Figure 4: Back in Time has numerous backup intervals. It also responds if a user plugs in a USB flash drive.

Space management supports granular options. Back in Time deletes backups that are more than 10 years old by default, or if the remaining storage space drops below 1GB or the free inodes fall to less than two percent. Anyone who doesn't want to just get rid of old backups can click the Smart remove checkbox and choose how the software should thin out its snapshots.

Even more choices are available in the Options and Expert Options tabs. For example, one option checks for changes and doesn't generate any new backups if none are found, and you can check for changes using checksums. Back in Time logs All by default, but the software still carries on with its work if it finds errors in the snapshots.

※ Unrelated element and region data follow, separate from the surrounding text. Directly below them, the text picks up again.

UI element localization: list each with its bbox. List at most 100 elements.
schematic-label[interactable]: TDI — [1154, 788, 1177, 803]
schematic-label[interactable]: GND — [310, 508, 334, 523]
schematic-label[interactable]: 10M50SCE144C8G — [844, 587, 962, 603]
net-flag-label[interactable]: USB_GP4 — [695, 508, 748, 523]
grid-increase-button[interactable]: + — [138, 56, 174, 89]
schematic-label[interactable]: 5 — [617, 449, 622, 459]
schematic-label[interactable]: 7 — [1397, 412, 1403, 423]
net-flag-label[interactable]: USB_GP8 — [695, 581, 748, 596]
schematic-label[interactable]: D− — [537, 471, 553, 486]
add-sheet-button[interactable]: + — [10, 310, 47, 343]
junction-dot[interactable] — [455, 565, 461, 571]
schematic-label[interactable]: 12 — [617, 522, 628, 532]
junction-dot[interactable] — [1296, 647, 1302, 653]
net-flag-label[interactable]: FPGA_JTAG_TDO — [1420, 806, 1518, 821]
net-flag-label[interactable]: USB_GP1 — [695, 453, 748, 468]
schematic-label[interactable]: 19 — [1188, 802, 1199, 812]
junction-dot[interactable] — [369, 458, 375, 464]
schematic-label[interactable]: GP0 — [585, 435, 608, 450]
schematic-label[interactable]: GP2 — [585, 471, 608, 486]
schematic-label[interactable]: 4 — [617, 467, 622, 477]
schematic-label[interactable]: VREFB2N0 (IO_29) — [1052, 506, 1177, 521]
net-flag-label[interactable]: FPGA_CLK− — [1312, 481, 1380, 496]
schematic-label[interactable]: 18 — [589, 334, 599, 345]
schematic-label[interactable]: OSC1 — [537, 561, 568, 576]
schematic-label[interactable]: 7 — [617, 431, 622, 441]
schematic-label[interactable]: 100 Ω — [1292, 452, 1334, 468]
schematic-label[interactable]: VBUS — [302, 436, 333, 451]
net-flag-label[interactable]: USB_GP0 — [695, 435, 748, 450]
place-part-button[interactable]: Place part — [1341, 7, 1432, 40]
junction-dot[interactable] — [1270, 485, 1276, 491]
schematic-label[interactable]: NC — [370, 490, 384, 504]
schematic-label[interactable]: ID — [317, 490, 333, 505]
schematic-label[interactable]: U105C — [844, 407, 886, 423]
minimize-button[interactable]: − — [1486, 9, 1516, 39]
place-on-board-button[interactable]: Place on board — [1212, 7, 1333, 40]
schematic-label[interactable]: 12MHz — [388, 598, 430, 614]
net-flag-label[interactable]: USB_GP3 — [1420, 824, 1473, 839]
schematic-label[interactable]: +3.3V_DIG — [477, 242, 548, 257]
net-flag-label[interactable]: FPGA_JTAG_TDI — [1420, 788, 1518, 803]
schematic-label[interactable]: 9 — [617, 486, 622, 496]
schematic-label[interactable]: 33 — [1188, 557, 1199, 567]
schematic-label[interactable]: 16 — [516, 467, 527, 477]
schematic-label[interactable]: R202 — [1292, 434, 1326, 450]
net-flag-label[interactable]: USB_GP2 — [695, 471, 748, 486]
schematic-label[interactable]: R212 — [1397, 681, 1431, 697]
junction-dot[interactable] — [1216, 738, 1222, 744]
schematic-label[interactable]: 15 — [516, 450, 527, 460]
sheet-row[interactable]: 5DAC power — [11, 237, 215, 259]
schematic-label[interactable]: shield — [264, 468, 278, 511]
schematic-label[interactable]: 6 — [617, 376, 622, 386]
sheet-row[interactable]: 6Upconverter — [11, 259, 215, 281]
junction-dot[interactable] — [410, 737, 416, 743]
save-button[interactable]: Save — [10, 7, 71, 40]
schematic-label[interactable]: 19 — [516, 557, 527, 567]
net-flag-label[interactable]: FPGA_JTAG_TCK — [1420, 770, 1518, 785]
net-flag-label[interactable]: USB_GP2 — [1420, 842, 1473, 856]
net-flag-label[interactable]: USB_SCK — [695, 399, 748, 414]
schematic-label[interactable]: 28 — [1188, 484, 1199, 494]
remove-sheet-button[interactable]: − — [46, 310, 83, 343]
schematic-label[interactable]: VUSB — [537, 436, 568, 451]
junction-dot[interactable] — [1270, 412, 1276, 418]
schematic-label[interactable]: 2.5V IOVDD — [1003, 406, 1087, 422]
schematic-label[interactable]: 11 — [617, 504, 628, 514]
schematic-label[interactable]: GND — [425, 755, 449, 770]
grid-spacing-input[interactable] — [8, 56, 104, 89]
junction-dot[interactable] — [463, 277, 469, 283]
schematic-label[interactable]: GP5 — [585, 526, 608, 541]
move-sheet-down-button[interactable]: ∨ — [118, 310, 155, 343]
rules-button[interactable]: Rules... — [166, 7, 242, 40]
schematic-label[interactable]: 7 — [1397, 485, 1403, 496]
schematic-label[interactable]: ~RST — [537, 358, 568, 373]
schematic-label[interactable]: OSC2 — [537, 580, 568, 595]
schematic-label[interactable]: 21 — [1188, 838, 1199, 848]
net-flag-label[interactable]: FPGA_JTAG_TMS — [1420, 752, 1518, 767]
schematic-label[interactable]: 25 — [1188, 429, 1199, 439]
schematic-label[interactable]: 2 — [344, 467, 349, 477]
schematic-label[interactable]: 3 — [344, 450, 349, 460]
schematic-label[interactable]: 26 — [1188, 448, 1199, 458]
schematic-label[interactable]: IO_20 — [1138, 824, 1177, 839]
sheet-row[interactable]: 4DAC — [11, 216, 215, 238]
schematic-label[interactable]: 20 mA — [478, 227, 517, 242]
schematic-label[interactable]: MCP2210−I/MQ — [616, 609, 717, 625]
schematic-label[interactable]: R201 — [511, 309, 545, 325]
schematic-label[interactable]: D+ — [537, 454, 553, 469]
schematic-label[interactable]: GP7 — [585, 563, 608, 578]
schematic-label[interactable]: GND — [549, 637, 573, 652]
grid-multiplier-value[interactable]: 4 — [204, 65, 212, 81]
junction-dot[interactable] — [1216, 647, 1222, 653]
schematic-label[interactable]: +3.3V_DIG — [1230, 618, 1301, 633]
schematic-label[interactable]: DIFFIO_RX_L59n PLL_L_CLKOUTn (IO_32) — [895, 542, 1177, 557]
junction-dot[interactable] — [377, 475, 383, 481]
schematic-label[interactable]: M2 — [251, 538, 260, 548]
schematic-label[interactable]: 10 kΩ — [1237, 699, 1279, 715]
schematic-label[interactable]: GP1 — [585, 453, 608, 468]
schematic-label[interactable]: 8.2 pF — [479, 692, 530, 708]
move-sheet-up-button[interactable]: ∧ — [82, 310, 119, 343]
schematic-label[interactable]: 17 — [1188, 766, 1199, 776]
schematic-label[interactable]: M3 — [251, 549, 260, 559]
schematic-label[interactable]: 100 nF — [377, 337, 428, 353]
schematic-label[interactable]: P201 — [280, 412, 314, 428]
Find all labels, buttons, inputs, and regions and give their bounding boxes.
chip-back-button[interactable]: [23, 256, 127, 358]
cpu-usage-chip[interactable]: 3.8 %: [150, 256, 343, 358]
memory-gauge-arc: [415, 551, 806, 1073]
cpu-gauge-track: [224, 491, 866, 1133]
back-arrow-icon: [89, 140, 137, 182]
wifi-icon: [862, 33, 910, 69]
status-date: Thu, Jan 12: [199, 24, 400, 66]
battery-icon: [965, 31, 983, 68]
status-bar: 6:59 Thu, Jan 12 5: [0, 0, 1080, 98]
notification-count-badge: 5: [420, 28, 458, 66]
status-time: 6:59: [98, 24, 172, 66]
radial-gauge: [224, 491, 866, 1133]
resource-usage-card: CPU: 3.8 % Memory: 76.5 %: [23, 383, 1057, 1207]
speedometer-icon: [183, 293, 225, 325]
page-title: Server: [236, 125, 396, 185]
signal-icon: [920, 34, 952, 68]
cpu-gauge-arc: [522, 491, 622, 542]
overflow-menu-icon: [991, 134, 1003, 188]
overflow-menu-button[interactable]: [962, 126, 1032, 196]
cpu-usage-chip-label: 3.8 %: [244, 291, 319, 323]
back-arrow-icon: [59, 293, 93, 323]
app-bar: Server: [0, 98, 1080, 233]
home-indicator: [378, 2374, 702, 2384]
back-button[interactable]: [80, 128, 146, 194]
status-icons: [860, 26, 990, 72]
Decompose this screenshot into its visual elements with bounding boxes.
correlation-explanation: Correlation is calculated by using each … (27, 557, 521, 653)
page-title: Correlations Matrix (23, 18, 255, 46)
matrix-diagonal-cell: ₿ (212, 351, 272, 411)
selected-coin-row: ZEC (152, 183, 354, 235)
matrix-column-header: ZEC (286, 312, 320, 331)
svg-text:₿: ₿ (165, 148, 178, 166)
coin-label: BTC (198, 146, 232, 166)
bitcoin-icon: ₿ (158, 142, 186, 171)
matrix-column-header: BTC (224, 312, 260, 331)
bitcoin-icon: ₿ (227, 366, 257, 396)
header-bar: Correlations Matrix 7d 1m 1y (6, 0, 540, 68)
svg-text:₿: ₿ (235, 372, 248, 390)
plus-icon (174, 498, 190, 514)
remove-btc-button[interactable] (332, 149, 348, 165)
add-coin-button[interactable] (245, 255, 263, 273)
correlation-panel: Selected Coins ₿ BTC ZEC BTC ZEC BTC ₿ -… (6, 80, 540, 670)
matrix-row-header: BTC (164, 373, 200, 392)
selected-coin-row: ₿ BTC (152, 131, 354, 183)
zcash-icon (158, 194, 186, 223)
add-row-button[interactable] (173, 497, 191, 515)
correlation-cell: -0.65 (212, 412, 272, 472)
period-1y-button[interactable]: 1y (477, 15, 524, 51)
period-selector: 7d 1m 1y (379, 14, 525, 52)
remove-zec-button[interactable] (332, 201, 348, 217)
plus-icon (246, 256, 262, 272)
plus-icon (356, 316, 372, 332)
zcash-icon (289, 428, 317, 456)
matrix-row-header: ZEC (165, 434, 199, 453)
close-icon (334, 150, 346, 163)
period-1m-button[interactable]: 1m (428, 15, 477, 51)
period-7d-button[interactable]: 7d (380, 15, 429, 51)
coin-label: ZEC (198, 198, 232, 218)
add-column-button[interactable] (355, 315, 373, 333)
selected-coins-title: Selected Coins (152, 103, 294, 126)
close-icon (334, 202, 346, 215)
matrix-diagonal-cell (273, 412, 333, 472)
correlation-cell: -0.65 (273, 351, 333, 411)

Notifications are enabled and experts can also set the priority for a Cron job, throttle the Rsync bandwidth if desired, or preserve ACLs and extended attributes.

Assessment. Rsync, cp, and diff carry out the work in the background. Because Back in Time uses Rsync, local and remote filesystems need to support hard links for unchanged files. Initially, Back in Time excludes files with a prefixed period (dot files) from the backup. Compression is also missing, which is a real pain for large data sets.

On the other hand, Back in Time is much more flexible than Déjà Dup in some respects, especially concerning backup intervals and snapshot management. The restore function works well: You can just select a file, right-click, and then choose Snapshots. The previous revisions to the file now appear with the capture date and time. Right-clicking again on the selected candidates lets you Diff the contents of the file with another or restore it.